Я поразился его голосу — ровный, спокойный, как будто мы с ним просто остановились поболтать на скучные темы.

— Неделю назад? — нахмурился я и тут же вспомнил. — А, ну да.

— Как думаешь, кто он? Их главный?

— Наумов.

— Хрень. Ты уверен?

— Почти, но многое говорит, что это именно он. Кнут — не первый предатель, который работает на Наумова. То, как они о нём отзываются. И ещё, мы же видели, как они разгружали RD с той фуры.

Я замолчал, Паша не ответил. Каждый сейчас думал о своём. Не знаю, что сейчас в голове моего друга, но я сейчас прокручиваю в голове ту картину, как снова встречаюсь с Наумовым. Как он довольно потирает руки, когда узнаёт о том, что я-таки стал его собственностью с потрохами в итоге, как он бьёт Пашу, и как потом меня уводят на какую-нибудь промывку мозгов, чтобы выработать преданность новому делу моей никчёмной жизни. Готов поспорить, что я познакомлюсь с его новым подручным, о котором упоминал при нашей «дружеской» встрече пару дней назад Алексей.

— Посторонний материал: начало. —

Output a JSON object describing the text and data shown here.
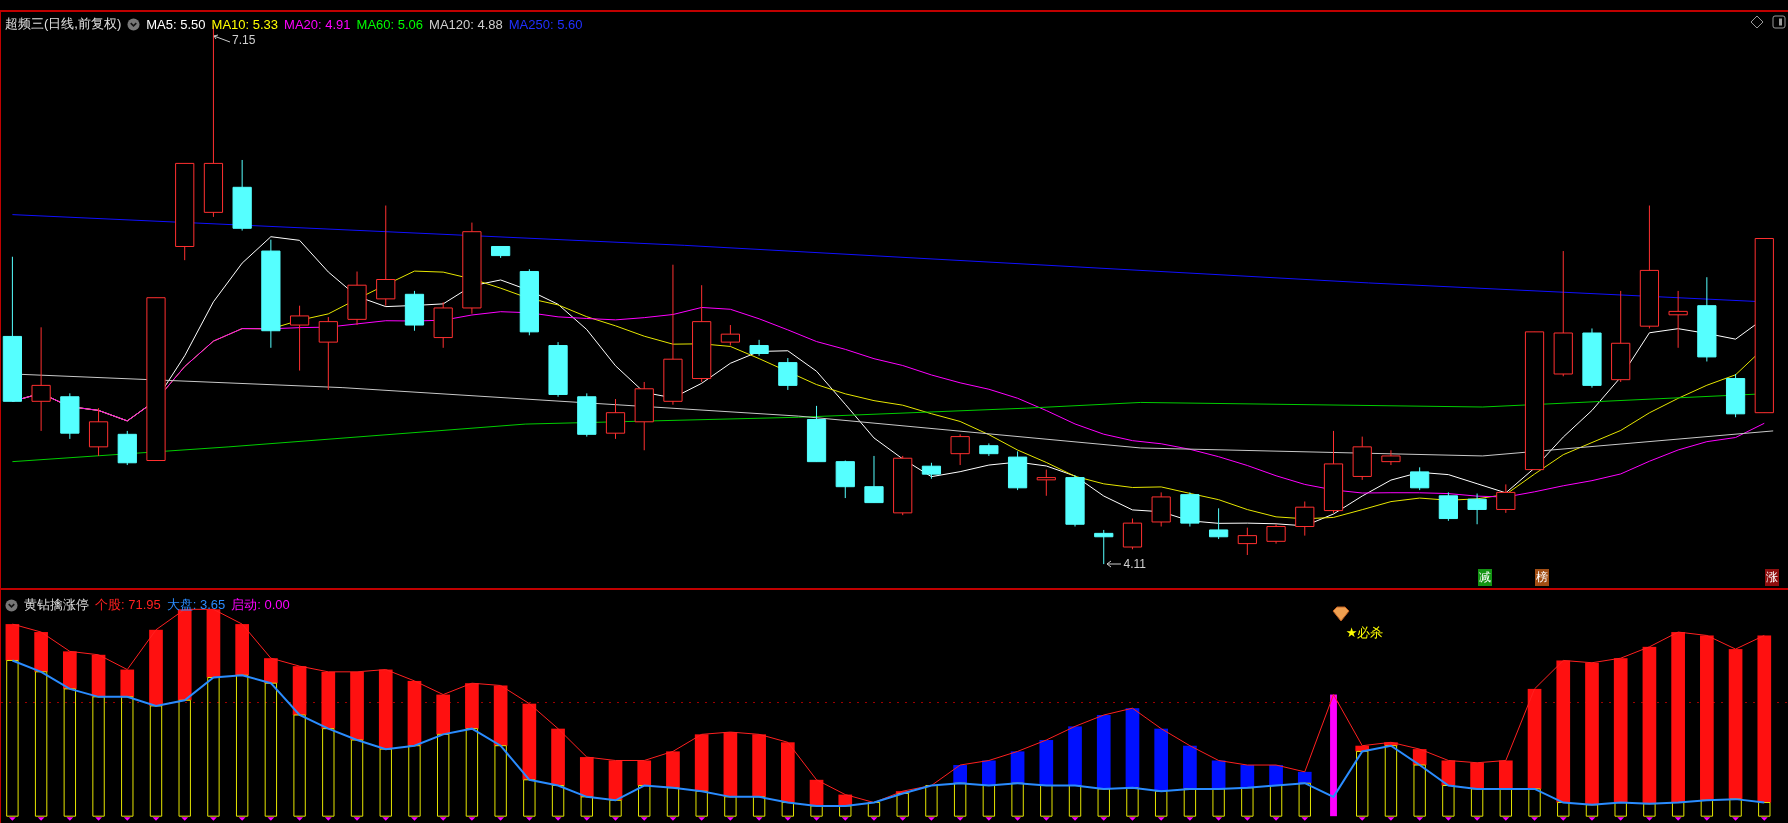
{
  "main_panel": {
    "title": "超频三(日线,前复权)",
    "ma_legend": [
      {
        "label": "MA5: 5.50",
        "color": "#ffffff"
      },
      {
        "label": "MA10: 5.33",
        "color": "#ffff00"
      },
      {
        "label": "MA20: 4.91",
        "color": "#ff00ff"
      },
      {
        "label": "MA60: 5.06",
        "color": "#00ff00"
      },
      {
        "label": "MA120: 4.88",
        "color": "#d0d0d0"
      },
      {
        "label": "MA250: 5.60",
        "color": "#2030ff"
      }
    ],
    "high_label": "7.15",
    "low_label": "4.11",
    "signals": [
      {
        "text": "减",
        "color": "#139413"
      },
      {
        "text": "榜",
        "color": "#a24e14"
      },
      {
        "text": "涨",
        "color": "#8e0e0e"
      }
    ]
  },
  "indicator_panel": {
    "title": "黄钻擒涨停",
    "legend": [
      {
        "label": "个股: 71.95",
        "color": "#ff2020"
      },
      {
        "label": "大盘: 3.65",
        "color": "#2a8cff"
      },
      {
        "label": "启动: 0.00",
        "color": "#ff00ff"
      }
    ],
    "signal_label": "★必杀"
  }
}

Честно говоря, сейчас я был бы даже рад, если бы Алексей здесь внезапно появился и начал громить всё подряд. Глядишь, вместе со мной и Наумова пришибёт.

По коридору раздались очередные звуки шагов, но эти отличались ото всех предыдущих. Шаги были неторопливые и уверенные, каблуки то ли туфель, то ли военных сапог почти чеканили шаг. И они не сворачивали в сторону. Остановились перед дверью, секундная пауза, и дверь открывается. Я с ужасом смотрю на стройный силуэт входящего, входящий смотрит сначала на Пашу, потом на меня. И останавливается прямо на пороге.

Это оказался не Наумов. Этот мужик был выше на целую голову и весил раза в полтора меньше. Хотя тоже предпочитал одеваться в костюмы.

— Джон? — не поверил я своему счастью. — Джон! Что ты здесь делаешь?

В жизни бывает два типа неожиданностей — приятные, и не очень. Эта оказалась приятной.

Джон с каменным выражением лица посмотрел на меня, ничем не давая понять, что он узнал меня. Какое-то мгновение он ещё смотрел на меня, потом развернулся и, захлопнув за собой дверь, пошёл прочь.

— Джон! — закричал я ему вслед. — Джон! Это же я, Ник! Освободи нас! Джон!!!

В жизни бывают приятные неожиданности. А бывают и не очень.